COPD is a multidimensional illness, with a few systemic signs and relationship with various comorbid maladies. The undoubtedly connect amongst COPD and these extrapulmonary conditions is an overflow of provocative arbiters from the lung, as systemic irritation is related with skeletal muscle squandering and cachexia and also with cardiovascular, metabolic, and bone illnesses. More research is expected to comprehend the connections between these illnesses and to scan for regular treatable segments. It appears to be likely that medications, for example, statins, that are as of now used to oversee cardiovascular and metabolic ailments may likewise give an advantage in COPD patients, in spite of the fact that it is critical that randomized fake treatment controlled trials be led to affirm this probability. It is critical to consider how the presence of a comorbid infection may influence the administration of the patient who additionally
All over the world, chronic obstructive pulmonary disease (COPD) is a very significant and prevalent cause of morbidity and mortality, and it is increasing with time (Hurd, 2000; Pauwels, 2000; Petty, 2000). Due to the factor of COPD being an underdiagnosed and undertreated disease, the epidemiology (Pauwels, Rabe, 2004) is about 60 to 85 % with mild or moderate COPD remaining undiagnosed (Miravitlles et al., 2009; Hvidsten et al., 2010).
The World Health Organization (WHO) (2006A) defines COPD as a disease state characterized by airflow limitation that is not wholly reversible. The airflow limitation is usually both progressive and associated with abnormal inflammatory response of the lungs to noxious particles or gases. John's chronic bronchitis is defined, clinically, as the presence of a chronic productive cough for 3 months in each of 2 successive years, provided other causes of chronic cough have been ruled out. (Mannino, 2003). The British lung Foundation (BLF) (2005) announces that chronic bronchitis is the inflammation and eventual scarring of the lining of the bronchial tubes which is the explanation for John's dyspnea. The BLF (2005) believe that when the bronchi become inflamed less air is able to flow to and from the lungs and once the bronchial tubes have been irritated over a long period of time, excessive mucus is produced. This increased sputum results from an increase in the size and number of goblet cells (Jeffery, 2001) resulting in John's excessive mucus production.

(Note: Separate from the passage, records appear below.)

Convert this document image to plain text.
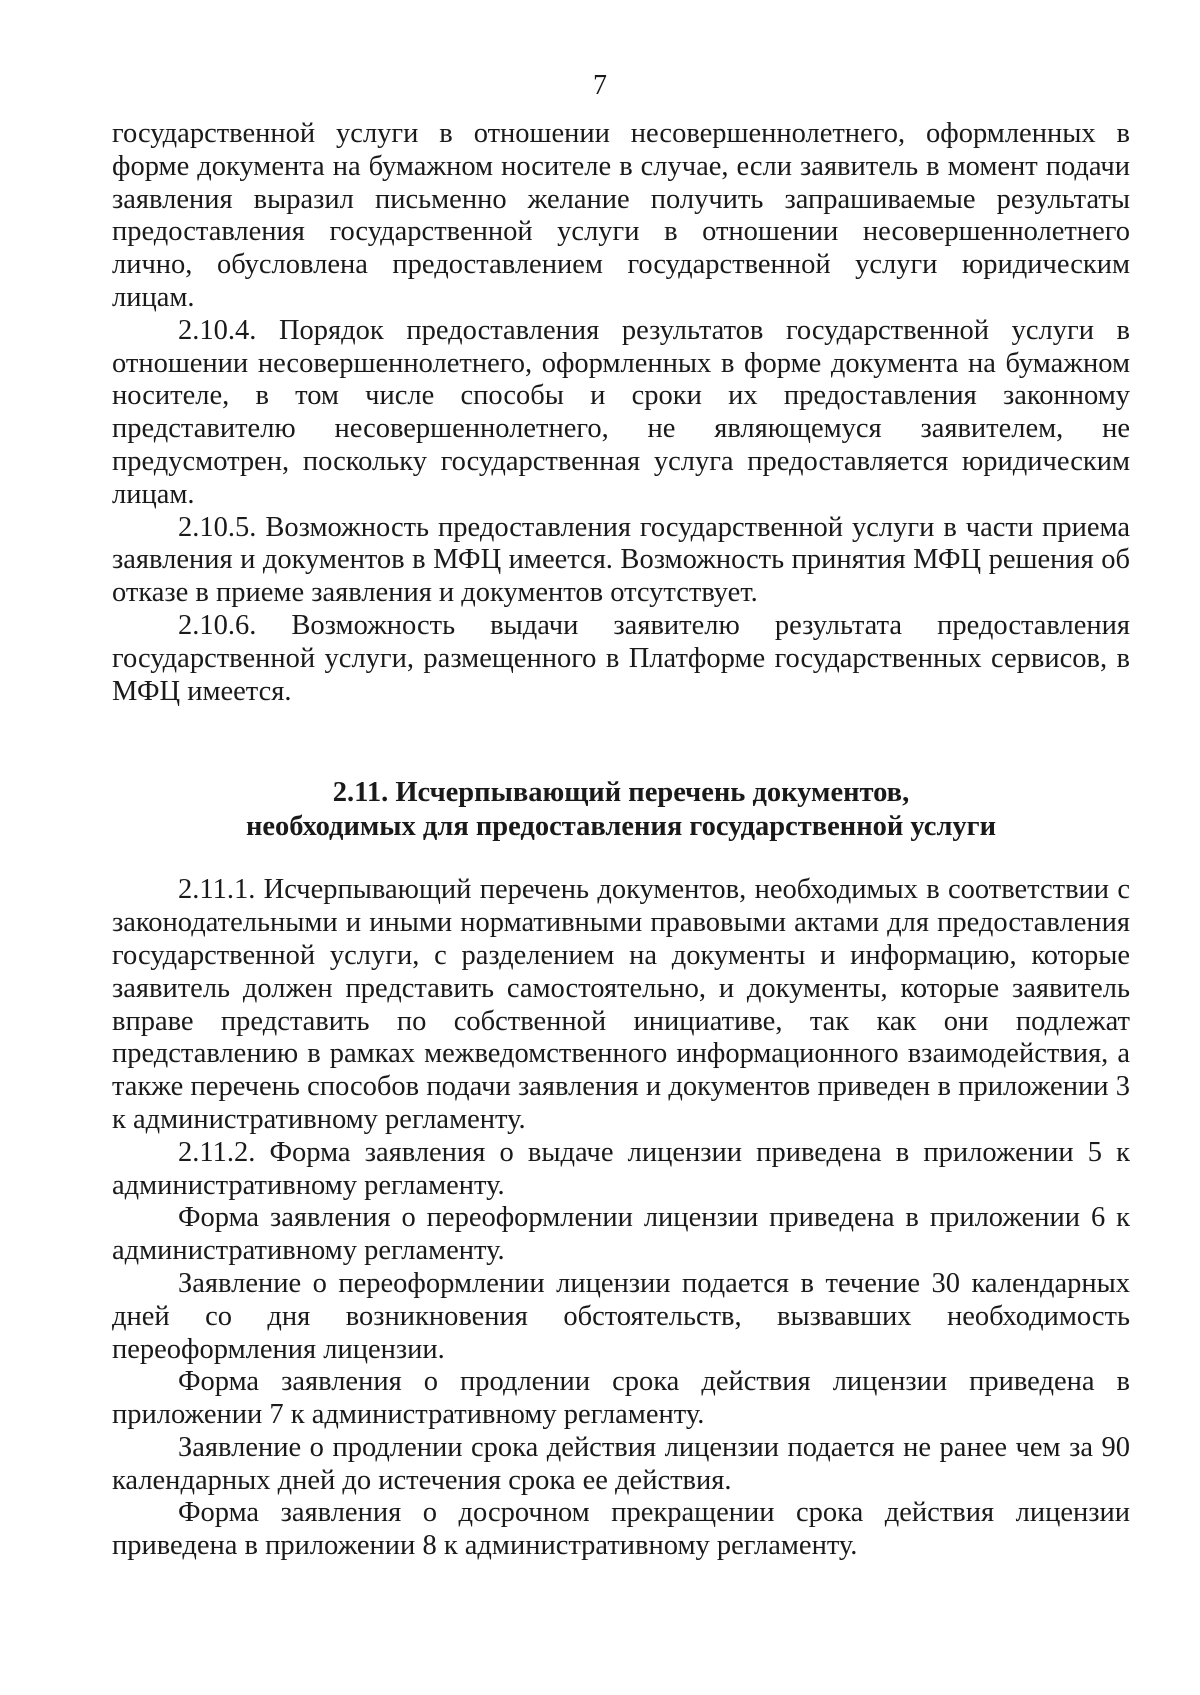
7

государственной услуги в отношении несовершеннолетнего, оформленных в форме документа на бумажном носителе в случае, если заявитель в момент подачи заявления выразил письменно желание получить запрашиваемые результаты предоставления государственной услуги в отношении несовершеннолетнего лично, обусловлена предоставлением государственной услуги юридическим лицам.

2.10.4. Порядок предоставления результатов государственной услуги в отношении несовершеннолетнего, оформленных в форме документа на бумажном носителе, в том числе способы и сроки их предоставления законному представителю несовершеннолетнего, не являющемуся заявителем, не предусмотрен, поскольку государственная услуга предоставляется юридическим лицам.

2.10.5. Возможность предоставления государственной услуги в части приема заявления и документов в МФЦ имеется. Возможность принятия МФЦ решения об отказе в приеме заявления и документов отсутствует.

2.10.6. Возможность выдачи заявителю результата предоставления государственной услуги, размещенного в Платформе государственных сервисов, в МФЦ имеется.

2.11. Исчерпывающий перечень документов,
необходимых для предоставления государственной услуги

2.11.1. Исчерпывающий перечень документов, необходимых в соответствии с законодательными и иными нормативными правовыми актами для предоставления государственной услуги, с разделением на документы и информацию, которые заявитель должен представить самостоятельно, и документы, которые заявитель вправе представить по собственной инициативе, так как они подлежат представлению в рамках межведомственного информационного взаимодействия, а также перечень способов подачи заявления и документов приведен в приложении 3 к административному регламенту.

2.11.2. Форма заявления о выдаче лицензии приведена в приложении 5 к административному регламенту.

Форма заявления о переоформлении лицензии приведена в приложении 6 к административному регламенту.

Заявление о переоформлении лицензии подается в течение 30 календарных дней со дня возникновения обстоятельств, вызвавших необходимость переоформления лицензии.

Форма заявления о продлении срока действия лицензии приведена в приложении 7 к административному регламенту.

Заявление о продлении срока действия лицензии подается не ранее чем за 90 календарных дней до истечения срока ее действия.

Форма заявления о досрочном прекращении срока действия лицензии приведена в приложении 8 к административному регламенту.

The lining of the bronchial tubes becomes thickened and an irritating cough develops, (Waugh & Grant 2004) which is an additional symptoms that john is experiencing.

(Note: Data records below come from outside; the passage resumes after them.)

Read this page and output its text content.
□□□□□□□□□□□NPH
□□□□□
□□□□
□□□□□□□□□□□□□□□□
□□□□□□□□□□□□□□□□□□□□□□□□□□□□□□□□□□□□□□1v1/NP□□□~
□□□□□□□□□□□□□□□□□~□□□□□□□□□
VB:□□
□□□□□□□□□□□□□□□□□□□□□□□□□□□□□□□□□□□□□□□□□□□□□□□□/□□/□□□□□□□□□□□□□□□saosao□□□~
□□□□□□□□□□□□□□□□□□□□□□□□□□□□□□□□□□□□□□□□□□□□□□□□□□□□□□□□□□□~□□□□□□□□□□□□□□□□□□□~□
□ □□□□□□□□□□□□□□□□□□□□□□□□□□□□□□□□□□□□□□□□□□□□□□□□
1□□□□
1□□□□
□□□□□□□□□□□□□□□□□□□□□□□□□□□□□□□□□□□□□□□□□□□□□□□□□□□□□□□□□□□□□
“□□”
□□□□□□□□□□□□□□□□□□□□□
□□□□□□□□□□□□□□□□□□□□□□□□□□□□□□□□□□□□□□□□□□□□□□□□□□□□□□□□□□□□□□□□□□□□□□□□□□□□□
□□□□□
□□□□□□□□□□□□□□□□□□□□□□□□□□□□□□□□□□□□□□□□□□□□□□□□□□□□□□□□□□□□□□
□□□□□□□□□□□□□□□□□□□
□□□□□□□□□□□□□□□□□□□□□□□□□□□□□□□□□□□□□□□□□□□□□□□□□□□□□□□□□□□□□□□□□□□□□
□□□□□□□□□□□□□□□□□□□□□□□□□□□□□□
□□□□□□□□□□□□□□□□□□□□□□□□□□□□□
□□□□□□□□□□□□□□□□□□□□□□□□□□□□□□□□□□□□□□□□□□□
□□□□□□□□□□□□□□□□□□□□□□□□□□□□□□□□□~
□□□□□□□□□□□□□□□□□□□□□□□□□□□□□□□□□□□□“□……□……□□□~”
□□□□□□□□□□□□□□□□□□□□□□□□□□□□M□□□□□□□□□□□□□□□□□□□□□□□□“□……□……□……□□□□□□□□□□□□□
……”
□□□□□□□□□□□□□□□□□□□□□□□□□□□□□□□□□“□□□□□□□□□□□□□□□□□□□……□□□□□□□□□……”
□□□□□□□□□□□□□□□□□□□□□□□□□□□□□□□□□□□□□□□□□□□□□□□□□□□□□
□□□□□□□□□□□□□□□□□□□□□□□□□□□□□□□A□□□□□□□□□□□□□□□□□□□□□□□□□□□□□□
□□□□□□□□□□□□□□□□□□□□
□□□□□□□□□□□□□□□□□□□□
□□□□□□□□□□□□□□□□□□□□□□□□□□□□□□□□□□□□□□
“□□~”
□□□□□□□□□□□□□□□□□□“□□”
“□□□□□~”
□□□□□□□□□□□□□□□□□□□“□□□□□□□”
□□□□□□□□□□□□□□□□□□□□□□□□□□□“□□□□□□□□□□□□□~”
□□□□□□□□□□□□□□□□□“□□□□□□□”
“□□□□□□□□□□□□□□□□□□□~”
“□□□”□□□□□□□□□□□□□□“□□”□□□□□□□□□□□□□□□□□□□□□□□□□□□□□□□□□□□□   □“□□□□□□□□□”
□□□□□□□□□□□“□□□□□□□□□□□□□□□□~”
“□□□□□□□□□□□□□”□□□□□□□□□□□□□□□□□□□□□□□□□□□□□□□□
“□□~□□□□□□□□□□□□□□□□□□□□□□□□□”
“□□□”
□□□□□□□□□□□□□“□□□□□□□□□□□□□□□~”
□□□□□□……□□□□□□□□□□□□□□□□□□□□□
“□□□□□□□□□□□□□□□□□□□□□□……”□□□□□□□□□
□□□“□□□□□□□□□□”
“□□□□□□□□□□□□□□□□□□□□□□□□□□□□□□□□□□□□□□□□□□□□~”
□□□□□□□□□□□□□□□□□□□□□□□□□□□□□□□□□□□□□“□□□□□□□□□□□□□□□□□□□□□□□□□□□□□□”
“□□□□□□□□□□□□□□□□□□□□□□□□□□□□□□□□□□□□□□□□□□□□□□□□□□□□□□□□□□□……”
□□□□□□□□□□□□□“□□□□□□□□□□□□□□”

Chronic Obstructive Pulmonary Disease, also known as COPD, is the third leading cause of death in the United States. COPD includes extensive lungs diseases such as emphysema, non-reversible asthma, specific forms of bronchiectasis, and chronic bronchitis. This disease restricts the flow of air in and out of the lungs. Ways in which these limitations may occur include the loss of elasticity in the air sacs and throughout the airways, the destruction of the walls between air sacs, the inflammation or thickening of airway walls, or the overproduction of mucus in airways which can lead to blockage. Throughout this paper I am going to explain the main causes, symptoms, diagnosis, and ways to reduce COPD.